Americ-her? I hardly know her!

Over the course of my time in Orvieto, I’ve had many great conversations with a PhD student in my lab, Gabriele. We’ve exchanged questions about our lives, families, cultures, languages, and from these conversations I’ve learnt lots about him and Italy. When I asked him about his thoughts on Americans, he said that most of what he knew was from the news. He’d never been to America and hadn’t met that many Americans so was unsure of the stereotypes and thought it would be difficult to generalize – Americans were lots of different things. The few times he had interacted with Americans had been at university or on nights out, where he found them to be very sociable and fun.

When talking about similarities between Italy and America, he talked about music, technology and fashion trends. He thought lots of trends were shared between the two due to the internet and social media allowing information to pass between countries much faster. He noted that this was especially prominent amongst the younger generations, where social trends were changing quickly and spreading faster, fueled by platforms like TikTok and Instagram.
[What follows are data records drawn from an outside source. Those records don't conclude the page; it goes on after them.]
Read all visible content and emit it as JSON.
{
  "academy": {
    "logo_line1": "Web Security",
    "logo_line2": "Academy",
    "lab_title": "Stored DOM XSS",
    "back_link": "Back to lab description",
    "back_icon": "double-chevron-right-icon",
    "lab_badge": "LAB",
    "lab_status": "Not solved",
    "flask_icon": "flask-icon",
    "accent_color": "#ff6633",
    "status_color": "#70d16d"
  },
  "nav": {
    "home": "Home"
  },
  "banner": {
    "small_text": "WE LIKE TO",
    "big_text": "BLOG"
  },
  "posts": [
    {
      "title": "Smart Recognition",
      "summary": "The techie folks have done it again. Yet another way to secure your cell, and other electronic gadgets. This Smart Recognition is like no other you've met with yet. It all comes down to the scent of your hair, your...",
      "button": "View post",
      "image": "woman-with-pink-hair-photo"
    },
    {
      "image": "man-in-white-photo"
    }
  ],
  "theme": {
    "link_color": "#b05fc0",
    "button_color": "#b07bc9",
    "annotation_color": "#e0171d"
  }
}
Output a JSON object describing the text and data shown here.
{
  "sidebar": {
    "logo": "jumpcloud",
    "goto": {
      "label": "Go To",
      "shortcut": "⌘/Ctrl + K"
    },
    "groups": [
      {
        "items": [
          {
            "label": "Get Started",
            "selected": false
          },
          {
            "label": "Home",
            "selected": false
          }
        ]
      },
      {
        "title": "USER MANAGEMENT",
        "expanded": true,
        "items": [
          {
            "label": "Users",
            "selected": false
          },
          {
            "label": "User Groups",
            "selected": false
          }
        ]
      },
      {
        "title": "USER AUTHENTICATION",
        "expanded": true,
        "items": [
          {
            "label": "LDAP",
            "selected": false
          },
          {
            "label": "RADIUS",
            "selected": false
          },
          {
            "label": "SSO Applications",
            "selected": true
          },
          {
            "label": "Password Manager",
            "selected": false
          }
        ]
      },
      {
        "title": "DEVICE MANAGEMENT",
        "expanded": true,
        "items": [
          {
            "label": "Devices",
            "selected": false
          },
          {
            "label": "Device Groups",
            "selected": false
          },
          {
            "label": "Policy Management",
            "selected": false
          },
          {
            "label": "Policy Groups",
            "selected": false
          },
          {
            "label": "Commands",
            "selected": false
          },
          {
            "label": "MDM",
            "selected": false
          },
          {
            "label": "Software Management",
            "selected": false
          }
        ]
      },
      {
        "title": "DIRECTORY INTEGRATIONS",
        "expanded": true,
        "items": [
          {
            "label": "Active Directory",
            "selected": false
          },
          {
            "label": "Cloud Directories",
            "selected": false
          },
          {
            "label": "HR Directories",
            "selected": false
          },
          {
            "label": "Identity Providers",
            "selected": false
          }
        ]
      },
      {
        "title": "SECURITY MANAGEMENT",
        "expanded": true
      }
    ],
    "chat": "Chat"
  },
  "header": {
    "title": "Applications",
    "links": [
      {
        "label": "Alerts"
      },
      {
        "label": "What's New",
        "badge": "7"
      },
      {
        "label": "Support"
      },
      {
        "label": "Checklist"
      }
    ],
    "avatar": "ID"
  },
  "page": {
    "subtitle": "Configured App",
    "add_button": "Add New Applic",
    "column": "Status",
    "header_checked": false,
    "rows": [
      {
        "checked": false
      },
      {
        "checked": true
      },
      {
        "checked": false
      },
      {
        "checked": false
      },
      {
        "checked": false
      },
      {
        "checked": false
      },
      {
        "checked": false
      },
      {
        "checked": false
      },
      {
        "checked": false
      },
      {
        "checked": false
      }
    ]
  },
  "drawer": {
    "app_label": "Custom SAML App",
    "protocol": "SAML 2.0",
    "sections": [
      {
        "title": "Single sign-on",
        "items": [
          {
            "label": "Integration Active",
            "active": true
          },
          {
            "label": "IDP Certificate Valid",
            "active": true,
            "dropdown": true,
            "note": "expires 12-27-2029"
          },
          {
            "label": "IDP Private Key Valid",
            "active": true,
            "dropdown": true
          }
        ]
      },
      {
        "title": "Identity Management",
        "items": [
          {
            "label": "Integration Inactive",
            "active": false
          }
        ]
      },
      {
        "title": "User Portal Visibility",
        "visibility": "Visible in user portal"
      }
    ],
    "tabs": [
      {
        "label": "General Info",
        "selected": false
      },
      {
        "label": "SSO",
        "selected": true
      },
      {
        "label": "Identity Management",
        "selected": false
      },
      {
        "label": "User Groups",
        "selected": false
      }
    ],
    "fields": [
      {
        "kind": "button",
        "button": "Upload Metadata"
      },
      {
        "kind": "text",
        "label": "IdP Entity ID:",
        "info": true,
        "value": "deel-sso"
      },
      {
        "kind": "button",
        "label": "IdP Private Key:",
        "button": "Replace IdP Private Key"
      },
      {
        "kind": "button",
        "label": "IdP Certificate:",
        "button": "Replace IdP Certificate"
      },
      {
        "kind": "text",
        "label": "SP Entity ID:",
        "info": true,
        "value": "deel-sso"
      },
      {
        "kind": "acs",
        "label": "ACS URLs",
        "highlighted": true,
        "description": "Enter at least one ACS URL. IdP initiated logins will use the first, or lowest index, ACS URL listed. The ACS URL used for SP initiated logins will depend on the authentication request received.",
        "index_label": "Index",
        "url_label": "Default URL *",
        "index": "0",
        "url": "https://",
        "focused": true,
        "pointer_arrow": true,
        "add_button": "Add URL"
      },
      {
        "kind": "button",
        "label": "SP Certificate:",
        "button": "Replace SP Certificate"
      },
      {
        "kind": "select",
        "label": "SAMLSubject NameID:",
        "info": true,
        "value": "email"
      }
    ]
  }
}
I found this conversation to be a little surprising as I had expected him to know more about what was going on in America, but I guess that’s because America is very America-centric, so all our news is about what’s going on in our country and I had assumed that other countries were equally as interested in us. However, this clearly isn’t the case.

This interaction gave me a greater appreciation for studying foreign languages and being able to have incredible experiences like this, where I can immerse myself in another culture and develop a global perspective. I would love to keep having conversations like this so that I can better understand other experiences and appreciate their perspectives; being able to speak with them in a language that they feel comfortable with is a great way to do so.

In short, thank you CSLC for this eye-opening experience!